An unexpected surprise of the 2018 elections was the number of women and progressives who won office. The Democratic Congressional Campaign Committee (DCCC) recently adopted a policy that indicates how much the Democratic establishment fears this grass roots resurgence in its own ranks.
Rather than embracing or negotiating with internal critics, the DCCC has chosen a highly undemocratic and unethical pathway. This response reverts to the administrative manipulations used by Hillary Clinton to thwart the presidential bid of Bernie Sanders.
Newcomers usually have limited resources and lack knowledge of how to get new voters registered or assure known supporters get to the polls. Without the assistance and advice of professionals with experience in organizing a congressional campaign, it is quite difficult for challengers to get the visibility needed to defeat incumbents. To discourage challengers to the status quo, the new DCCC policy states that the Democratic party “will not conduct business with, nor recommend to any of its targeted campaigns, any consultant that works with an opponent of a sitting member of the House Democratic Caucus.”
The gist of this threat is that anyone who assists primary challengers to a Democratic incumbent will lose all business contacts with the national party, an organization that spends millions of dollars in its national campaigns. Those affected are political strategists, advertising consultants, and technological experts.
Left unclear is how this policy affects the host of people who provide services regarding food, housing, transportation, specialized equipment, security, office managers, and the like.
The DCC’s myopic defense of incumbents and distrust of the Democratic base are echoes of critical errors made in 2016. In that election the DCCC was a creature of Hillary Clinton. Ignoring internal unrest within her party, Clinton opted to run a campaign with limited personal appearances that were mainly concentrated on winning a few swing states. The support in Democratic strongholds and by women was taken for granted.
As election day neared, Clinton’s campaign organizations in Michigan and Wisconsin informed her she was in danger of losing two states that had been won in the primaries by Bernie Sanders. Her campaign workers thought she needed to hold a major event in their state to address working class issues. Clinton refused to heed the advice of her rank-and-file workers, trusting national pollsters who assured her of victory. She would lose both states by small margins. Winning either would have put her in the White House.
Clinton’s errors are relevant in that she undervalued the importance of local issues like lead in drinking water and was fearful of sounding too radical. Not campaigning seriously in all states and not appearing at Democratic strongholds was the strategy that had already cost Democrats the control of Congress. In 2016. it would result in the election of Donald Trump and two Trump appointments to the Supreme Court.

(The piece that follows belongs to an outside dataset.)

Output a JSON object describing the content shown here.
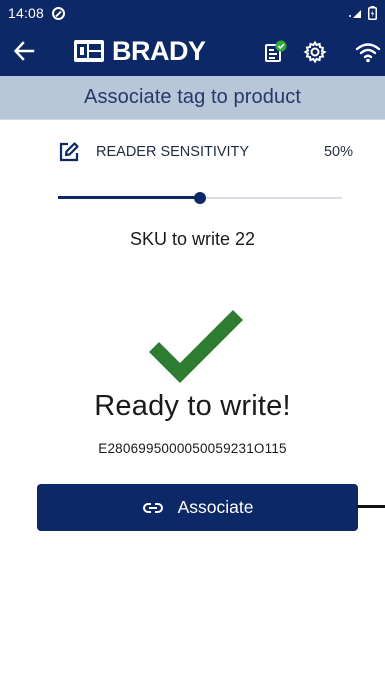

The DCCC’s discomfort with the newly elected progressives, especially a handful of social democrats, is based on the fear the newcomers will make the party appear to be advocating unrealistic goals. The Democratic establishment is particularly terrified that it will be labeled as “socialist” which will supposedly drive away voters. Instead of working out a realizable program with party dissenters who are mainly women, students, younger African Americans, and disgruntled white workers, the DCCC decided to concentrate on trying to keep more rebels from having a chance to win office.
Underlining the DCCC action is that the Democratic leadership sees victory in 2020 stemming from dislike of President Trump. Many voters who sat out the last election or voted for Trump to achieve change now feel the Republicans have not met their needs. The DCCC believes Joe Biden or a candidate like him would appeal to such voters, and it is prepared to use its administrative clout to have its way.

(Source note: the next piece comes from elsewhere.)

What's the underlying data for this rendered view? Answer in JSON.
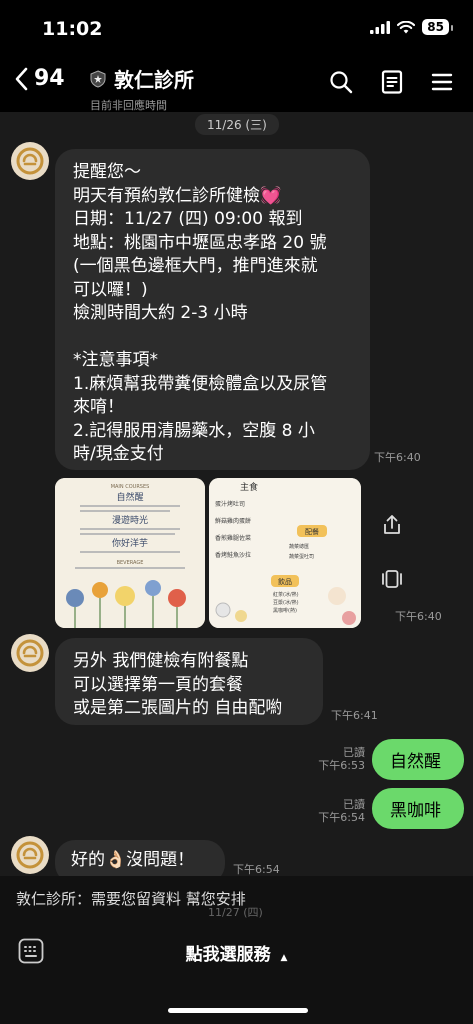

Defenders of the policy emphasize that the current Democratic mix of electees is the most diverse in history. The new policy “protects” this reality. Alexandria Ocasio-Cortez, the most famous of the Democratic insurgents, has responded she doesn’t want to be “protected” as she considers it essential to have her actions judged by her constituency. She further notes that the new policy would have made her own victory over a prominent incumbent impossible.

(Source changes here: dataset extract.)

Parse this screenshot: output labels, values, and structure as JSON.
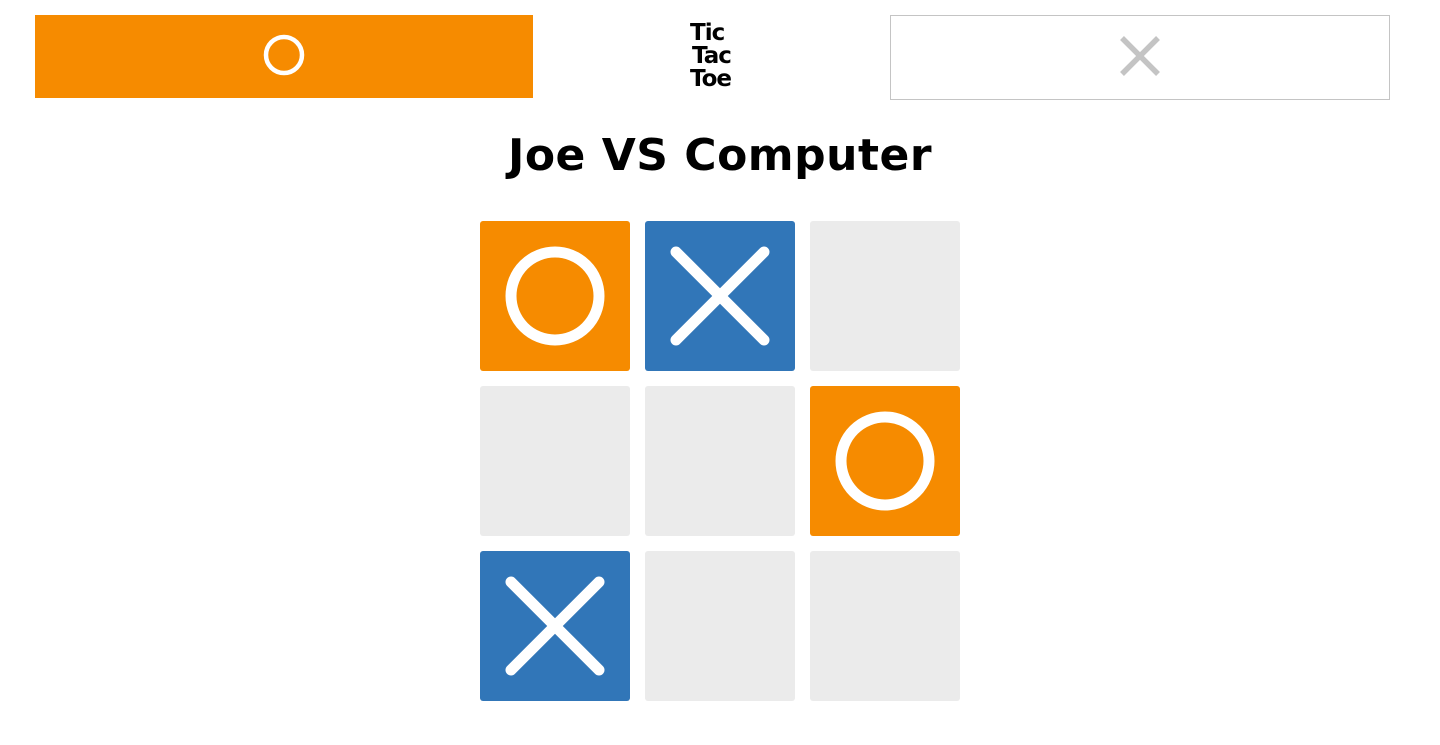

Newly elected Congressman Ro Khanna (CA) objected more directly, describing the DCCC policy as “a slap in the face of Democratic voters.”
Artificially protecting incumbents has the long-term effect of creating an electoral oligarchy prone to inaction and increasingly unresponsive to the views of its constituents. This systematic rebuking of alternative candidates also affects moderates who want to unseat radical incumbents. Another distortion can occur in safe Democratic districts that have many candidates. In this past election, by winning 30% of the vote in a crowded primary, a candidate obtained office and is now “protected” from challengers.
Had Donald Trump initiated a policy like the DCCC’s in the Republican Party, you can be sure MSNBC, and others would have chastised him as a dictatorial authoritarian. The new DCCC policy does not have the bells and whistles that accompanied the Mueller probe or the sexual charges related to Joe Biden. Longer-term, however, it will produce a static Democratic party that stymies internal dissent. If elected to power, such a party is likely to govern in the same manner.